The last thing I had to do was understand what God was doing around me. I had a good tryout and training camp, and now had to join with God on what He was already doing. I spent time to understand my church and community more and see where in God’s work I could apply the gifts He gave me. This may seem like an obvious thing to do but I believe that many people miss it and take their talents back for their own purposes. The major test for me was our youth mission trip to Mexico because it was the one thing that I was adamant about not joining, and, of course, the very thing God pushed at me.

I was made the mission director by our pastor for a program that did not exist. I had no experience with this and found myself in the dual position of trusting God and trusting the gifts He gave me. A team had to be created and trained. Leaders had to be assigned and mentored. Fundraisers organized and conducted. Field work completed and the team brought home safely. It is an amazing amount of work but our team was even more amazing in their success. For me this was the championship game and I made a whole lot of errors.

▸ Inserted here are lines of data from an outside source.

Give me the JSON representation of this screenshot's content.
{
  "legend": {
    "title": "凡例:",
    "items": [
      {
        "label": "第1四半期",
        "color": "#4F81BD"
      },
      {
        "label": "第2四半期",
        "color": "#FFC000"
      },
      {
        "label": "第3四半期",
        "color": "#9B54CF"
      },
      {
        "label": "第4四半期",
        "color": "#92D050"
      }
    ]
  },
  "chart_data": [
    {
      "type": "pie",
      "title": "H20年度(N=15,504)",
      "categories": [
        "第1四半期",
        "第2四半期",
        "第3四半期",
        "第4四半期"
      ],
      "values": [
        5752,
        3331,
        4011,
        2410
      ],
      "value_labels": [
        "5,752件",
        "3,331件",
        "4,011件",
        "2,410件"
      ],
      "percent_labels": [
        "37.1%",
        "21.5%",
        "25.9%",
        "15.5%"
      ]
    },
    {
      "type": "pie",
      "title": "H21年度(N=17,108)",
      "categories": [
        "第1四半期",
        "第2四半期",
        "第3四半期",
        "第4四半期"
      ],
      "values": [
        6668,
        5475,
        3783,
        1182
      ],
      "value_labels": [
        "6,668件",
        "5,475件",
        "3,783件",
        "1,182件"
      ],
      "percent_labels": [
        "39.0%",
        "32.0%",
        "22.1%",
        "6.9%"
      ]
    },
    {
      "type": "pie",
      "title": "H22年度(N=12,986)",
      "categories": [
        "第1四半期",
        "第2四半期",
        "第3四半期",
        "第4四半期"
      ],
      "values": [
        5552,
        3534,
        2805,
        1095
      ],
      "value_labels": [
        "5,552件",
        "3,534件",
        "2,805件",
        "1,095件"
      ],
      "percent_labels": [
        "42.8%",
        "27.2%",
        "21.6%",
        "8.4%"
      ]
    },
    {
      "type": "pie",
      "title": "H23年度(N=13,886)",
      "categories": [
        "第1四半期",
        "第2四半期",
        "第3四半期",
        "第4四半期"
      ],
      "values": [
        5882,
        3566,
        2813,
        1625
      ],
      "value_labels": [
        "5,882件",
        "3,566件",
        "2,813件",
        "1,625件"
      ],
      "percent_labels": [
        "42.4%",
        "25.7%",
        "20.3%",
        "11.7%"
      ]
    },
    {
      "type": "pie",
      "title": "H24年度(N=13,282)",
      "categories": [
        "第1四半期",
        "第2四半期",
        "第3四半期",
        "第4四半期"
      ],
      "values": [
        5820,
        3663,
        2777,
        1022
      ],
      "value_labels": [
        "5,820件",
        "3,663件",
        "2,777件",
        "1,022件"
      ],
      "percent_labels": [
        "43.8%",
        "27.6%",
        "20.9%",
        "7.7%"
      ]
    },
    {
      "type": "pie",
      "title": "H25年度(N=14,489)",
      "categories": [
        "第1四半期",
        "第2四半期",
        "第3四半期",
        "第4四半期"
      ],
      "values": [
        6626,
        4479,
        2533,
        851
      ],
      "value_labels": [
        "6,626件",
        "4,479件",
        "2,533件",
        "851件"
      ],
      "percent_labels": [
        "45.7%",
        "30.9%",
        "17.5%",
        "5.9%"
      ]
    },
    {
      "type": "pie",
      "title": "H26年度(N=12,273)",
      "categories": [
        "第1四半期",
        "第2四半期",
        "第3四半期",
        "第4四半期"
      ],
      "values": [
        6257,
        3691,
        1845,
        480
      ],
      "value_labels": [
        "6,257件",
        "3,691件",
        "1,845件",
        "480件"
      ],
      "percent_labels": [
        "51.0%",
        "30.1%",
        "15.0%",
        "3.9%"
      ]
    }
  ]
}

At times I felt close to failure but God remained true, leading me and through me the team.

This latest transformation in my life, starting close to three years ago, was not easy. I had to throw many false hopes and dreams away in order to cling to those God had for me. I suspect there are still a few of those I have to discard or have torn away from me. I want to be an encouragement, if I can, and confirm the rewards for being close to God and being used by God for God are without compare to what you can produce on your own.

Looking externaly, my life is not much different than before. I have a good career and loving family. I have about the same community of people around me and live in the same house. The differences from then and now are internal. Food will never taste so good, music sound as pure or love be as warm as when you take them from God’s hand and enjoy them at God’s table.